For Netflix, in Q2, India was its No. 2 country in terms of paid net adds and No. 3 in terms of revenue percent growth, the streaming giant mentioned in its quarterly earnings. This was aided by big successful titles like Heeramandi: The Diamond Bazaar, which has 15 million views, and Amar Singh Chamkila with 8.3 million views — as well as licensed films such as Laapataa Ladies and Shaitaan.
In its earnings call, Theodore A. Sarandos, co-CEO, president & director, Netflix, said the product market fit is driving its ability to attract and retain members and monetize them.
“So I feel like what's going on in the quarter has been this ongoing build. We had this great show, Heeramandi.

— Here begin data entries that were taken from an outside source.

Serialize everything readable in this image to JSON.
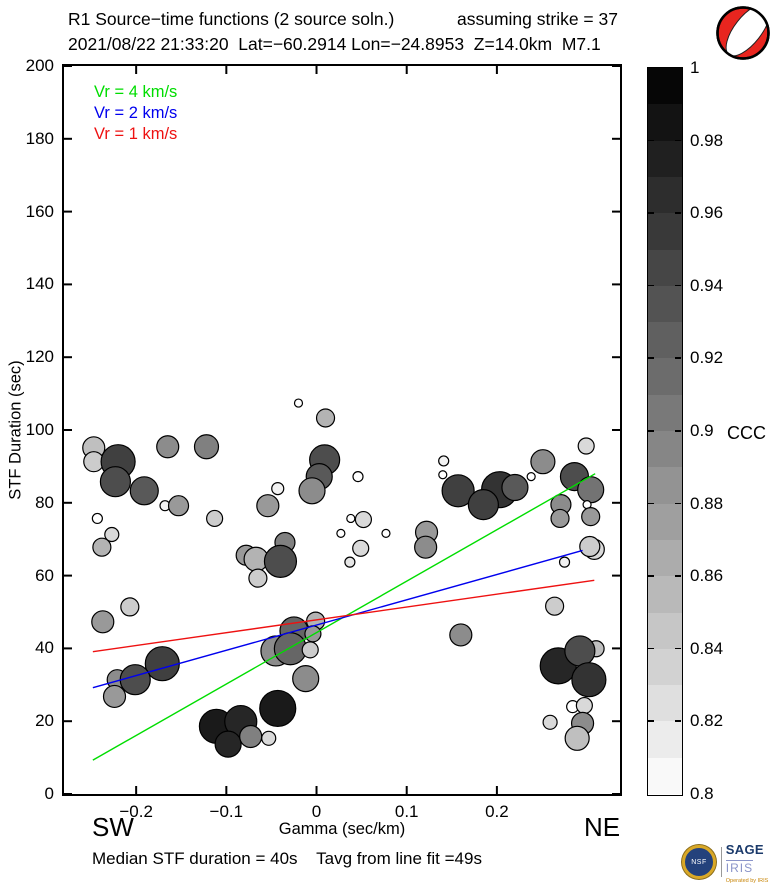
{
  "header": {
    "title": "R1 Source−time functions (2 source soln.)",
    "strike": "assuming strike = 37",
    "event_info": "2021/08/22 21:33:20  Lat=−60.2914 Lon=−24.8953  Z=14.0km  M7.1"
  },
  "legend": {
    "items": [
      {
        "label": "Vr = 4 km/s",
        "color": "#00dd00"
      },
      {
        "label": "Vr = 2 km/s",
        "color": "#0000ee"
      },
      {
        "label": "Vr = 1 km/s",
        "color": "#ee1111"
      }
    ]
  },
  "axes": {
    "ylabel": "STF Duration (sec)",
    "xlabel": "Gamma (sec/km)",
    "sw_label": "SW",
    "ne_label": "NE",
    "xticks": [
      {
        "v": -0.2,
        "label": "−0.2"
      },
      {
        "v": -0.1,
        "label": "−0.1"
      },
      {
        "v": 0,
        "label": "0"
      },
      {
        "v": 0.1,
        "label": "0.1"
      },
      {
        "v": 0.2,
        "label": "0.2"
      }
    ],
    "yticks": [
      {
        "v": 0,
        "label": "0"
      },
      {
        "v": 20,
        "label": "20"
      },
      {
        "v": 40,
        "label": "40"
      },
      {
        "v": 60,
        "label": "60"
      },
      {
        "v": 80,
        "label": "80"
      },
      {
        "v": 100,
        "label": "100"
      },
      {
        "v": 120,
        "label": "120"
      },
      {
        "v": 140,
        "label": "140"
      },
      {
        "v": 160,
        "label": "160"
      },
      {
        "v": 180,
        "label": "180"
      },
      {
        "v": 200,
        "label": "200"
      }
    ]
  },
  "colorbar": {
    "label": "CCC",
    "min": 0.8,
    "max": 1.0,
    "segments": 20,
    "ticks": [
      {
        "v": 1,
        "label": "1"
      },
      {
        "v": 0.98,
        "label": "0.98"
      },
      {
        "v": 0.96,
        "label": "0.96"
      },
      {
        "v": 0.94,
        "label": "0.94"
      },
      {
        "v": 0.92,
        "label": "0.92"
      },
      {
        "v": 0.9,
        "label": "0.9"
      },
      {
        "v": 0.88,
        "label": "0.88"
      },
      {
        "v": 0.86,
        "label": "0.86"
      },
      {
        "v": 0.84,
        "label": "0.84"
      },
      {
        "v": 0.82,
        "label": "0.82"
      },
      {
        "v": 0.8,
        "label": "0.8"
      }
    ]
  },
  "footer": {
    "stats": "Median STF duration = 40s    Tavg from line fit =49s"
  },
  "logo": {
    "seal_text": "NSF",
    "sage": "SAGE",
    "iris": "IRIS",
    "caption": "Operated by IRIS"
  },
  "colors": {
    "beachball_red": "#e8251f",
    "marker_stroke": "#000000"
  },
  "chart_data": {
    "type": "scatter",
    "title": "R1 Source−time functions (2 source soln.) assuming strike = 37",
    "xlabel": "Gamma (sec/km)",
    "ylabel": "STF Duration (sec)",
    "xlim": [
      -0.28,
      0.3365
    ],
    "ylim": [
      0,
      200
    ],
    "grid": false,
    "colorbar_label": "CCC",
    "colorbar_range": [
      0.8,
      1.0
    ],
    "median_stf_duration_s": 40,
    "tavg_from_line_fit_s": 49,
    "fit_lines": [
      {
        "name": "Vr = 4 km/s",
        "color": "#00dd00",
        "x1": -0.248,
        "y1": 9.3,
        "x2": 0.309,
        "y2": 88.0
      },
      {
        "name": "Vr = 2 km/s",
        "color": "#0000ee",
        "x1": -0.248,
        "y1": 29.2,
        "x2": 0.295,
        "y2": 66.9
      },
      {
        "name": "Vr = 1 km/s",
        "color": "#ee1111",
        "x1": -0.248,
        "y1": 39.1,
        "x2": 0.308,
        "y2": 58.7
      }
    ],
    "points": [
      {
        "gamma": -0.247,
        "duration": 95.1,
        "ccc": 0.85,
        "r": 11
      },
      {
        "gamma": -0.247,
        "duration": 91.3,
        "ccc": 0.84,
        "r": 10
      },
      {
        "gamma": -0.22,
        "duration": 91.3,
        "ccc": 0.95,
        "r": 17
      },
      {
        "gamma": -0.223,
        "duration": 85.8,
        "ccc": 0.94,
        "r": 15
      },
      {
        "gamma": -0.191,
        "duration": 83.3,
        "ccc": 0.93,
        "r": 14
      },
      {
        "gamma": -0.165,
        "duration": 95.4,
        "ccc": 0.89,
        "r": 11
      },
      {
        "gamma": -0.122,
        "duration": 95.4,
        "ccc": 0.9,
        "r": 12
      },
      {
        "gamma": -0.168,
        "duration": 79.2,
        "ccc": 0.81,
        "r": 5
      },
      {
        "gamma": -0.153,
        "duration": 79.2,
        "ccc": 0.88,
        "r": 10
      },
      {
        "gamma": -0.243,
        "duration": 75.7,
        "ccc": 0.8,
        "r": 5
      },
      {
        "gamma": -0.227,
        "duration": 71.3,
        "ccc": 0.83,
        "r": 7
      },
      {
        "gamma": -0.238,
        "duration": 67.8,
        "ccc": 0.86,
        "r": 9
      },
      {
        "gamma": -0.113,
        "duration": 75.7,
        "ccc": 0.84,
        "r": 8
      },
      {
        "gamma": -0.02,
        "duration": 107.4,
        "ccc": 0.8,
        "r": 4
      },
      {
        "gamma": 0.01,
        "duration": 103.3,
        "ccc": 0.86,
        "r": 9
      },
      {
        "gamma": 0.009,
        "duration": 91.8,
        "ccc": 0.94,
        "r": 15
      },
      {
        "gamma": 0.003,
        "duration": 87.2,
        "ccc": 0.93,
        "r": 13
      },
      {
        "gamma": -0.005,
        "duration": 83.3,
        "ccc": 0.89,
        "r": 13
      },
      {
        "gamma": -0.043,
        "duration": 83.9,
        "ccc": 0.81,
        "r": 6
      },
      {
        "gamma": -0.054,
        "duration": 79.2,
        "ccc": 0.88,
        "r": 11
      },
      {
        "gamma": 0.046,
        "duration": 87.2,
        "ccc": 0.8,
        "r": 5
      },
      {
        "gamma": 0.052,
        "duration": 75.4,
        "ccc": 0.83,
        "r": 8
      },
      {
        "gamma": 0.038,
        "duration": 75.7,
        "ccc": 0.8,
        "r": 4
      },
      {
        "gamma": 0.027,
        "duration": 71.6,
        "ccc": 0.8,
        "r": 4
      },
      {
        "gamma": 0.077,
        "duration": 71.6,
        "ccc": 0.8,
        "r": 4
      },
      {
        "gamma": 0.049,
        "duration": 67.5,
        "ccc": 0.83,
        "r": 8
      },
      {
        "gamma": 0.037,
        "duration": 63.7,
        "ccc": 0.82,
        "r": 5
      },
      {
        "gamma": -0.078,
        "duration": 65.6,
        "ccc": 0.88,
        "r": 10
      },
      {
        "gamma": -0.067,
        "duration": 64.5,
        "ccc": 0.86,
        "r": 12
      },
      {
        "gamma": -0.065,
        "duration": 59.3,
        "ccc": 0.84,
        "r": 9
      },
      {
        "gamma": -0.035,
        "duration": 69.1,
        "ccc": 0.9,
        "r": 10
      },
      {
        "gamma": -0.04,
        "duration": 63.9,
        "ccc": 0.94,
        "r": 16
      },
      {
        "gamma": 0.141,
        "duration": 91.5,
        "ccc": 0.81,
        "r": 5
      },
      {
        "gamma": 0.14,
        "duration": 87.7,
        "ccc": 0.8,
        "r": 4
      },
      {
        "gamma": 0.157,
        "duration": 83.3,
        "ccc": 0.95,
        "r": 16
      },
      {
        "gamma": 0.203,
        "duration": 83.6,
        "ccc": 0.96,
        "r": 18
      },
      {
        "gamma": 0.185,
        "duration": 79.5,
        "ccc": 0.95,
        "r": 15
      },
      {
        "gamma": 0.22,
        "duration": 84.2,
        "ccc": 0.93,
        "r": 13
      },
      {
        "gamma": 0.251,
        "duration": 91.3,
        "ccc": 0.89,
        "r": 12
      },
      {
        "gamma": 0.238,
        "duration": 87.2,
        "ccc": 0.8,
        "r": 4
      },
      {
        "gamma": 0.286,
        "duration": 87.2,
        "ccc": 0.94,
        "r": 14
      },
      {
        "gamma": 0.304,
        "duration": 83.6,
        "ccc": 0.91,
        "r": 13
      },
      {
        "gamma": 0.299,
        "duration": 95.6,
        "ccc": 0.83,
        "r": 8
      },
      {
        "gamma": 0.3,
        "duration": 79.5,
        "ccc": 0.8,
        "r": 4
      },
      {
        "gamma": 0.304,
        "duration": 76.2,
        "ccc": 0.88,
        "r": 9
      },
      {
        "gamma": 0.271,
        "duration": 79.5,
        "ccc": 0.89,
        "r": 10
      },
      {
        "gamma": 0.27,
        "duration": 75.7,
        "ccc": 0.88,
        "r": 9
      },
      {
        "gamma": 0.308,
        "duration": 67.2,
        "ccc": 0.83,
        "r": 10
      },
      {
        "gamma": 0.303,
        "duration": 68.0,
        "ccc": 0.84,
        "r": 10
      },
      {
        "gamma": 0.275,
        "duration": 63.7,
        "ccc": 0.81,
        "r": 5
      },
      {
        "gamma": 0.122,
        "duration": 71.9,
        "ccc": 0.88,
        "r": 11
      },
      {
        "gamma": 0.121,
        "duration": 67.8,
        "ccc": 0.89,
        "r": 11
      },
      {
        "gamma": -0.237,
        "duration": 47.3,
        "ccc": 0.88,
        "r": 11
      },
      {
        "gamma": -0.207,
        "duration": 51.4,
        "ccc": 0.84,
        "r": 9
      },
      {
        "gamma": -0.171,
        "duration": 35.8,
        "ccc": 0.95,
        "r": 17
      },
      {
        "gamma": -0.221,
        "duration": 31.4,
        "ccc": 0.89,
        "r": 10
      },
      {
        "gamma": -0.201,
        "duration": 31.4,
        "ccc": 0.94,
        "r": 15
      },
      {
        "gamma": -0.224,
        "duration": 26.8,
        "ccc": 0.88,
        "r": 11
      },
      {
        "gamma": -0.111,
        "duration": 18.6,
        "ccc": 0.98,
        "r": 17
      },
      {
        "gamma": -0.084,
        "duration": 19.9,
        "ccc": 0.97,
        "r": 16
      },
      {
        "gamma": -0.098,
        "duration": 13.7,
        "ccc": 0.97,
        "r": 13
      },
      {
        "gamma": -0.073,
        "duration": 15.8,
        "ccc": 0.9,
        "r": 11
      },
      {
        "gamma": -0.001,
        "duration": 47.5,
        "ccc": 0.86,
        "r": 9
      },
      {
        "gamma": -0.025,
        "duration": 44.8,
        "ccc": 0.92,
        "r": 14
      },
      {
        "gamma": -0.004,
        "duration": 44.0,
        "ccc": 0.88,
        "r": 8
      },
      {
        "gamma": -0.045,
        "duration": 39.3,
        "ccc": 0.89,
        "r": 15
      },
      {
        "gamma": -0.029,
        "duration": 39.9,
        "ccc": 0.92,
        "r": 16
      },
      {
        "gamma": -0.007,
        "duration": 39.6,
        "ccc": 0.84,
        "r": 8
      },
      {
        "gamma": -0.012,
        "duration": 31.7,
        "ccc": 0.89,
        "r": 13
      },
      {
        "gamma": -0.043,
        "duration": 23.5,
        "ccc": 0.98,
        "r": 18
      },
      {
        "gamma": -0.053,
        "duration": 15.3,
        "ccc": 0.83,
        "r": 7
      },
      {
        "gamma": 0.16,
        "duration": 43.7,
        "ccc": 0.89,
        "r": 11
      },
      {
        "gamma": 0.264,
        "duration": 51.6,
        "ccc": 0.84,
        "r": 9
      },
      {
        "gamma": 0.31,
        "duration": 39.9,
        "ccc": 0.85,
        "r": 8
      },
      {
        "gamma": 0.268,
        "duration": 35.2,
        "ccc": 0.97,
        "r": 18
      },
      {
        "gamma": 0.292,
        "duration": 39.3,
        "ccc": 0.94,
        "r": 15
      },
      {
        "gamma": 0.302,
        "duration": 31.4,
        "ccc": 0.96,
        "r": 17
      },
      {
        "gamma": 0.284,
        "duration": 24.0,
        "ccc": 0.8,
        "r": 6
      },
      {
        "gamma": 0.297,
        "duration": 24.3,
        "ccc": 0.83,
        "r": 8
      },
      {
        "gamma": 0.259,
        "duration": 19.7,
        "ccc": 0.83,
        "r": 7
      },
      {
        "gamma": 0.295,
        "duration": 19.4,
        "ccc": 0.89,
        "r": 11
      },
      {
        "gamma": 0.289,
        "duration": 15.3,
        "ccc": 0.85,
        "r": 12
      }
    ]
  }
}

Sanjay Leela Bhansali is one of the most celebrated filmmakers in India, and he took on this incredibly ambitious series and brought it to screen on Netflix, directed every episode, and it's our biggest drama series to date in India. So on top of that, our original films and our license films are films in the pay TV window, immediately following theatrical, which continue to thrill our members,” he said.
Sarandos said there’s plenty of room to grow in India as long as Netflix keeps thrilling the audiences.
“So we pick them well, we program well. We improve the product market fit. We improve engagement, we grow members, we grow our revenue. It's the same formula, I think everywhere we go. I think India's growth is a story that we see around the world playing out very similarly,” he adds.
On Thursday, Netflix announced its second-quarter earnings, revealing an addition of 8 million subscribers, bringing its global subscription base to 278 million. The streaming giant reported a net income of $2.1 billion and revenue of $9.56 billion, marking a 17 percent increase compared to the same period last year. It now projected revenue growth of 14-15% for the year.
Greg Peters, co-chief executive, told investors on the earnings call, that there was an average of “two hours of viewing per member per day.”
In its forecast, the company projects a 14% revenue growth in Q3, anticipating fewer paid net additions compared to the same quarter last year, which experienced the first full-quarter impact of paid sharing. Average revenue per subscriber, meanwhile, will come in flat in the next quarter.
With regard to its advertising-supported tier, it now accounts for more than 45% of all sign-ups in 12 countries where it has been made available.